Within the broader context of increasing global antimicrobial resistance, multidrug resistant P. falciparum malaria has emerged in the Greater Mekong Subregion resulting in high levels of treatment failure with ACT. Signs of potentially reduced sensitivity, and/or treatment failure with ACTs have also been detected in Africa. With this firmly in mind, our priority continues to be the development of novel, easier-to-take, next-generation cures for the ever-mutating malaria parasite. These medicines will not only improve patient compliance but could also potentially counter current and future parasite resistance.
With a view to eradicating malaria, MMV and partners are working to populate the drug research and development (R&D) pipeline with promising new, transformative antimalarial compounds to block transmission, protect against infection and stop the relapse of P. vivax. These include compound classes with novel mechanisms of action that will ultimately be partner drugs in combination therapies.
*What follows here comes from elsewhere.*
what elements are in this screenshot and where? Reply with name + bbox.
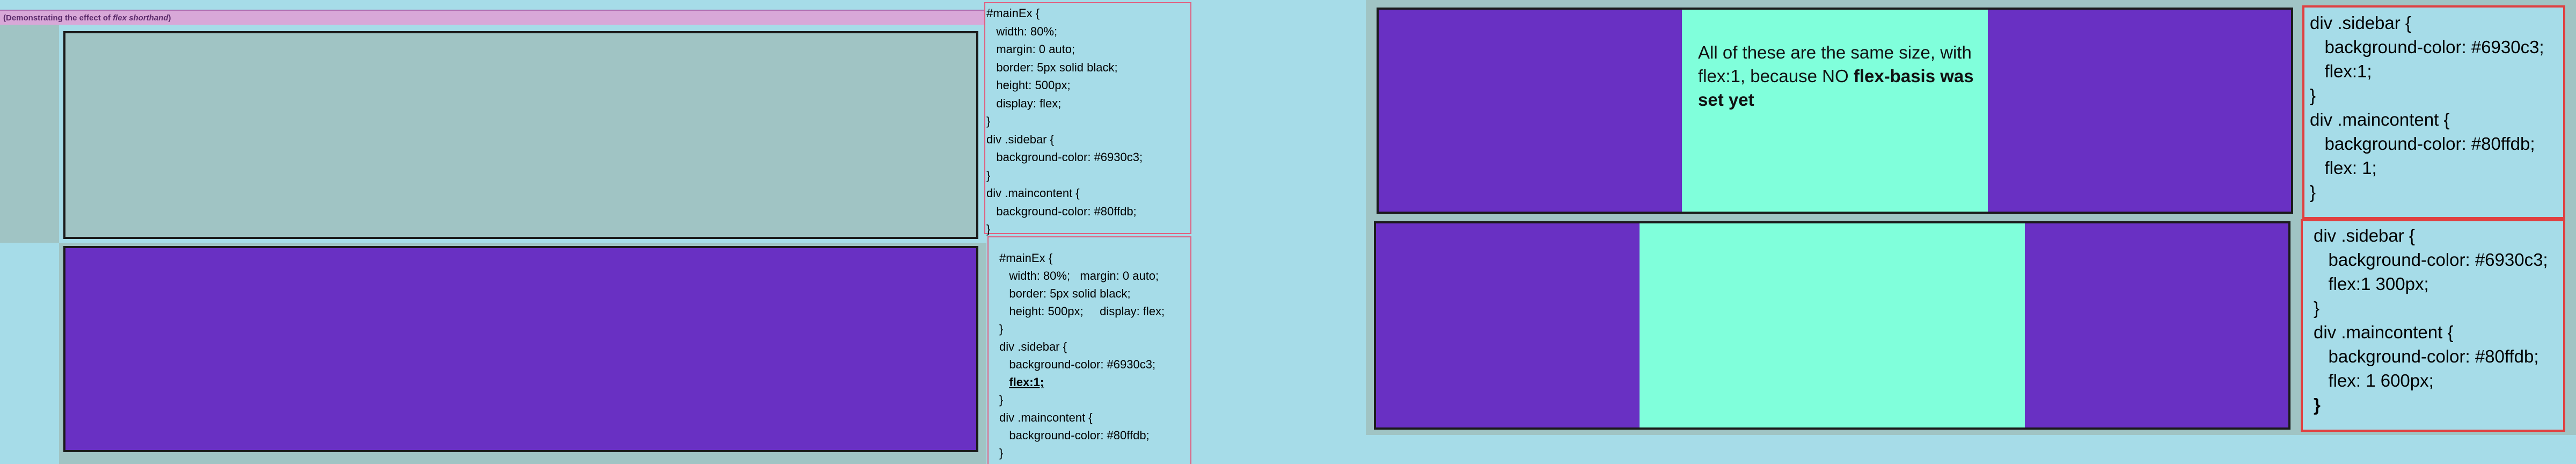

One example is MMV048–a novel antimalarial compound with important activity across the entire parasite lifecycle. The compound, researched in partnership with an international team led by the University of Cape Town, South Africa, was the first new antimalarial medicine to enter phase I studies in Africa. Preparations are now underway for the compound to enter a phase IIa clinical trial as a single dose in Ethiopia.
Other carefully selected compounds, like OZ439, KAF156, KAE609, and DSM265 are being rigorously tested and progressed through the pipeline; if successful, they too could contribute to the achievement of global strategic goals, and ultimately help eradicate malaria.
Although funding to fight malaria increased almost every year between 2005 and 2014, it is now stagnating at around 45 percent of the amount required for elimination. To meet the ambitious malaria goals by 2030, the global malaria community, of which MMV is a part, require increased commitments from donors to malaria control and elimination and the development of new interventions. In fact, it is estimated that US$100 billion will be needed to reach the 2030 malaria targets, with an additional US$10 billion to fund R&D for innovative antimalarials and insecticides.
The costs may seem great, but the return on investment is far greater. By the time the 2030 targets are realised, it is estimated that efforts to end malaria will garner a 40-fold return on investment; in other words, by 2030 over US$4 trillion of economic output would be unlocked. In Africa alone, the benefits would be as high as 60-fold. These include savings for both households and health systems as well as increased economic output generated by a healthy workforce.
MMV will continue to develop newer and better treatments for this terrible disease secure in the knowledge that ending malaria is one of the best investments in public health. If done right, in 15 years nearly 3 billion malaria cases could be averted and over 10 million lives saved. It’s an investment we can’t afford not to make.